Ma la maggiore sofferenza di questo brano urbano è l’apparente assenza di prospettive, l’essere stato dimenticato dalla pianificazione urbanistica e da buona parte del discorso pubblico sulla città. In una logica rigenerativa, l’intervento non può prescindere dal fatto che le condizioni attorno alle quali è stato pensato non ci sono più, a maggior ragione alla luce della tragedia epocale che stiamo vivendo. Sarà necessario ristrutturare, smontare, integrare, reinventando la pelle e il contenuto degli edifici. Ma forse sarà necessario anche demolire e ricostruire (e forse nemmeno, in qualche caso) secondo modelli contemporanei di intervento e tecnologie adeguate.
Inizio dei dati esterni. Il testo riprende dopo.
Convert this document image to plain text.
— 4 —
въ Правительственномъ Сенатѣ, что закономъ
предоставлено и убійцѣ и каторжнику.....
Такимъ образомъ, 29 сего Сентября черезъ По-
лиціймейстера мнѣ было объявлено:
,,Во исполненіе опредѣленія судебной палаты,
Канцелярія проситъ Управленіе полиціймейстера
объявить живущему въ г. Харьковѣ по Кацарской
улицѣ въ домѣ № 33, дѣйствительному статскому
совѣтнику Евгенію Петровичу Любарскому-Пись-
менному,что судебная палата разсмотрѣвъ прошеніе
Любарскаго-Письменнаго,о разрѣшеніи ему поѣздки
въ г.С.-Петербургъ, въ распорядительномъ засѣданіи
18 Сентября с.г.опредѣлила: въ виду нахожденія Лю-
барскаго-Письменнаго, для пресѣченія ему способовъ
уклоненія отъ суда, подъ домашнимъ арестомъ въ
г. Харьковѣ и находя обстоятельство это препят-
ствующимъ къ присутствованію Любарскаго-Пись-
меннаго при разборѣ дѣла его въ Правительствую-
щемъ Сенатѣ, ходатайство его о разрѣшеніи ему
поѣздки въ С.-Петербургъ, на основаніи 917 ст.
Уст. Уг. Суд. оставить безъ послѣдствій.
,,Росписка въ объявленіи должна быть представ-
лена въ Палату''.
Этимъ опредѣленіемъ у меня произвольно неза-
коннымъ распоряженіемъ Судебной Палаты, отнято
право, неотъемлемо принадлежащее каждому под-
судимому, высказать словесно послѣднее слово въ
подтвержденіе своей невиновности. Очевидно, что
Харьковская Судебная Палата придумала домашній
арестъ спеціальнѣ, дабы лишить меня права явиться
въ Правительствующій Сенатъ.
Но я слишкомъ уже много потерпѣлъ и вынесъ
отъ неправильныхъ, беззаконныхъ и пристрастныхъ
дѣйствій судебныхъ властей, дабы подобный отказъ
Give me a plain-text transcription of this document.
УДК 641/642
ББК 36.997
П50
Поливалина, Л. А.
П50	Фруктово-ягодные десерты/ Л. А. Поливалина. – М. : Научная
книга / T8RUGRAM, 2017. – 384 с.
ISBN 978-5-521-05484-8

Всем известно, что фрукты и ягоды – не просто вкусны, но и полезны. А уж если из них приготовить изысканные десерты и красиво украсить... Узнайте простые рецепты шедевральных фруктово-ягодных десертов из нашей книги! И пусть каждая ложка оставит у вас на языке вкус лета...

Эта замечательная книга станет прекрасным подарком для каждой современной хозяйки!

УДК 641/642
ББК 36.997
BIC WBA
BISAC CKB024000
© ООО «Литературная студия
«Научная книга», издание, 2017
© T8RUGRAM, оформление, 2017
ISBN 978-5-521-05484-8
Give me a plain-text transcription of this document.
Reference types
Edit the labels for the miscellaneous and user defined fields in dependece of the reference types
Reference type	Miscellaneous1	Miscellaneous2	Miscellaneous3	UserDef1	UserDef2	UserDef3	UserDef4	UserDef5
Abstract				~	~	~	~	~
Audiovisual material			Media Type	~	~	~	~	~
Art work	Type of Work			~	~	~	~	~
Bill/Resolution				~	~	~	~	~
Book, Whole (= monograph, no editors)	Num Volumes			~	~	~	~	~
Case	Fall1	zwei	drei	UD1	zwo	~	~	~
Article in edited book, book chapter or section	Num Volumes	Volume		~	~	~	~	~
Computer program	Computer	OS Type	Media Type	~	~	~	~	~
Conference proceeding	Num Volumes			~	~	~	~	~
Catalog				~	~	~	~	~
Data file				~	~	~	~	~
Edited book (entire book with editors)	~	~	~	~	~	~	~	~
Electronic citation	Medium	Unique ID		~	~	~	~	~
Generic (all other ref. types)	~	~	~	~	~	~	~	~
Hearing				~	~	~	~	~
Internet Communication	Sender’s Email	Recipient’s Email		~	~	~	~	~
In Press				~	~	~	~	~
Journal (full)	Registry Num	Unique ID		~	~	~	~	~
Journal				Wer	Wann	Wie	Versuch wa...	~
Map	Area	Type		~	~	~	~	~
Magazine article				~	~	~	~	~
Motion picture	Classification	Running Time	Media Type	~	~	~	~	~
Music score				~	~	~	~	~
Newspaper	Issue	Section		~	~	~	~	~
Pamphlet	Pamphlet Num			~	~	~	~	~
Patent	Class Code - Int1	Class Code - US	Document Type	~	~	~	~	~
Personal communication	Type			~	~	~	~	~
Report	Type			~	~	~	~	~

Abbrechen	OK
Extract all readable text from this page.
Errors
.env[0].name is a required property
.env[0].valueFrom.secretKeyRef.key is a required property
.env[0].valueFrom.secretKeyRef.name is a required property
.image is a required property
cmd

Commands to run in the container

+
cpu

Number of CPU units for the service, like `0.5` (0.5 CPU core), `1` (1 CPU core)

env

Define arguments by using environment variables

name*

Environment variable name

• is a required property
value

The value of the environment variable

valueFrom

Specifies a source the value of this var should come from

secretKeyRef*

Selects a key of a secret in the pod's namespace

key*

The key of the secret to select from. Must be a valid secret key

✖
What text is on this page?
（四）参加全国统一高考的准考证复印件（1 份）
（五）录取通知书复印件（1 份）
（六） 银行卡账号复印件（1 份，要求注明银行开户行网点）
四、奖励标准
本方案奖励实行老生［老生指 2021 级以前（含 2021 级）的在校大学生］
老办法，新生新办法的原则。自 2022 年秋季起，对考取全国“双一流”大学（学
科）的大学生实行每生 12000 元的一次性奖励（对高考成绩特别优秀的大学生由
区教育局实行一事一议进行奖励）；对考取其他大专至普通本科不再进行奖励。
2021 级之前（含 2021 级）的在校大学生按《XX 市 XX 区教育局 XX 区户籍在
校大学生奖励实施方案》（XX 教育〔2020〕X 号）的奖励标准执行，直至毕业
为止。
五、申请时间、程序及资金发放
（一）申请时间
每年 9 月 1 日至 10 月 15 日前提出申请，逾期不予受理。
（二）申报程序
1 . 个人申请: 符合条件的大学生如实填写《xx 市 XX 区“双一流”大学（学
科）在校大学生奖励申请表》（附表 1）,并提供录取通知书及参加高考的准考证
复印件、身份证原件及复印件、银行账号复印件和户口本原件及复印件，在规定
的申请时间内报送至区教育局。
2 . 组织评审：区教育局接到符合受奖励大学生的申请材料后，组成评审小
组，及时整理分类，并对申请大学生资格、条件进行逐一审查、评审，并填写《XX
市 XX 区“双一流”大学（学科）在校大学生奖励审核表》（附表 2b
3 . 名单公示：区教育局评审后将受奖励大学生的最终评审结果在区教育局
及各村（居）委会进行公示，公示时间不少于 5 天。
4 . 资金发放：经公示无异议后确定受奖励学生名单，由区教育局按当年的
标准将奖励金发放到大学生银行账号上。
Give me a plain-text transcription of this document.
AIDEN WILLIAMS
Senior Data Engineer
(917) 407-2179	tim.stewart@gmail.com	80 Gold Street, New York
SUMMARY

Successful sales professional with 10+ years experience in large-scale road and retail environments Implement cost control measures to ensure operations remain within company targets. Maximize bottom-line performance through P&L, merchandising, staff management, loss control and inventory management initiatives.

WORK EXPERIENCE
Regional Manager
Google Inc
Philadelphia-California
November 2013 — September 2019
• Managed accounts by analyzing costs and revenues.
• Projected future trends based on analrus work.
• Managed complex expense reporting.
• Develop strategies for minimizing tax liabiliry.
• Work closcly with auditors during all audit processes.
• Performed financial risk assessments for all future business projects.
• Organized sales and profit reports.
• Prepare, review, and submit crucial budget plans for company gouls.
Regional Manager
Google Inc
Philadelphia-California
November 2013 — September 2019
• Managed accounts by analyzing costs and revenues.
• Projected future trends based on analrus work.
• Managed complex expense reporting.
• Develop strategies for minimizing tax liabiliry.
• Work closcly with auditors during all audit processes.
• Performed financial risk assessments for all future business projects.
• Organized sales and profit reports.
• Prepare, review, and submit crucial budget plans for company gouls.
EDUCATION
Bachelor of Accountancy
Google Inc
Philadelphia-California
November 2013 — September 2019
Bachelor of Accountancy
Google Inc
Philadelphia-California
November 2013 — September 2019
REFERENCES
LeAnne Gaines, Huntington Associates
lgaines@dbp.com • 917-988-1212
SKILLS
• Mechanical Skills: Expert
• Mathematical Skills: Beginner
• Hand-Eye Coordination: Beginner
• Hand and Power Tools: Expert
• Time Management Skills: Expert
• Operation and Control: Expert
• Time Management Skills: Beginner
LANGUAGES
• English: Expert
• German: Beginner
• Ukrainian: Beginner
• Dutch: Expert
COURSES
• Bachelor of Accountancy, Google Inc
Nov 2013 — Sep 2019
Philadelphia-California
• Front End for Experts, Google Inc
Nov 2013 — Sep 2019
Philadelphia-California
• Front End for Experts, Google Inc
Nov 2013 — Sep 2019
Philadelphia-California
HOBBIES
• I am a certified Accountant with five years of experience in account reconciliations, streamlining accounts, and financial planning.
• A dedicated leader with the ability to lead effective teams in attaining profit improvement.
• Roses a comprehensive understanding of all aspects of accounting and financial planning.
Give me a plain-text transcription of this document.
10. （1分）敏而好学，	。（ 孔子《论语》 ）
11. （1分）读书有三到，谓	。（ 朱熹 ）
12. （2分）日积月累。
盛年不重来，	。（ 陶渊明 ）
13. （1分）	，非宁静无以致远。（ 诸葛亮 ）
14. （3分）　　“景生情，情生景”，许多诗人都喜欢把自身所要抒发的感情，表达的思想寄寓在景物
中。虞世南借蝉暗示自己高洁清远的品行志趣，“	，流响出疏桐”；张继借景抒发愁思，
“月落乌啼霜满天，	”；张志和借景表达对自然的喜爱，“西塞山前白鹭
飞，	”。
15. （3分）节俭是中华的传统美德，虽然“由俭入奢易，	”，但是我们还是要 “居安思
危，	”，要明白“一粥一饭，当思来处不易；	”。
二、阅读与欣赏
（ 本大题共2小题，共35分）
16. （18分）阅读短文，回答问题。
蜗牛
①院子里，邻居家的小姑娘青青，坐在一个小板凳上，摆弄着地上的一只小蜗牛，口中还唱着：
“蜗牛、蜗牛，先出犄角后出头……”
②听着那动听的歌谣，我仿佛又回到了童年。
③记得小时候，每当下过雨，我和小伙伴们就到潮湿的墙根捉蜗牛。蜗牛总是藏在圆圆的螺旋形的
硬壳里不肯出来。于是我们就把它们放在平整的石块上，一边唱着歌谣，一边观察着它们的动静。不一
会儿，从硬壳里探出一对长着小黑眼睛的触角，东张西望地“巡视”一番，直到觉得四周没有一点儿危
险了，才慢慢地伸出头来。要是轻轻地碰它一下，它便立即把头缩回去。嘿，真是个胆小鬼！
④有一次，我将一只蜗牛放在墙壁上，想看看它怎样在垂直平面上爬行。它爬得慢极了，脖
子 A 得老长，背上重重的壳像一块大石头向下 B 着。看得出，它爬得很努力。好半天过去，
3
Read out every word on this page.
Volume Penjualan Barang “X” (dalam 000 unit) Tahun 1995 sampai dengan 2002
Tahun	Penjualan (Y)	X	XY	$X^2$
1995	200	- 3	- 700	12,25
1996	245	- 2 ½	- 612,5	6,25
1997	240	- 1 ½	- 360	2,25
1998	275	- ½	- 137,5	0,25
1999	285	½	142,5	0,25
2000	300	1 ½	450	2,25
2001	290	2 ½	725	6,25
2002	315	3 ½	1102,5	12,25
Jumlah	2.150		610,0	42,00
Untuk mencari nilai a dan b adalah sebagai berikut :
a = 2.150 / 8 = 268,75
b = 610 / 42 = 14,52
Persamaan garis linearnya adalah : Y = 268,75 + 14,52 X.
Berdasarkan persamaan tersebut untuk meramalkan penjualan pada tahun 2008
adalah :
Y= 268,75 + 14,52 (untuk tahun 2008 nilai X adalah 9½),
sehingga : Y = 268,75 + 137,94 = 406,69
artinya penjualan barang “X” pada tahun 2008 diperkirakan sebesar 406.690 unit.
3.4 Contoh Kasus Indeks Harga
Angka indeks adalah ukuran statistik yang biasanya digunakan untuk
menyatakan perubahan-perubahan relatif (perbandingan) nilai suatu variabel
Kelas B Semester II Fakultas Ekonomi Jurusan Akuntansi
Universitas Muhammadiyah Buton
Quello che è certo è che bisogna soprattutto restituire questo pezzo di città alla città, allontanando parte del terziario e mettendoci abitanti, migliaia di abitanti. E servizi, attrezzature pubbliche, per l’istruzione, la cultura, lo sport, le cose che servono alle persone per vivere. Una grande azione pubblico/privata, che conservi la traccia di questo luogo oramai stratificatosi nella città, mutandone però l’identità e l’abitabilità. Integrandolo finalmente con quello che c’è intorno, i quartieri vecchi del Vasto, di Poggioreale, con la vita certo piena di problemi e contraddizioni, i pensieri e i drammi indistruttibili di una città vera.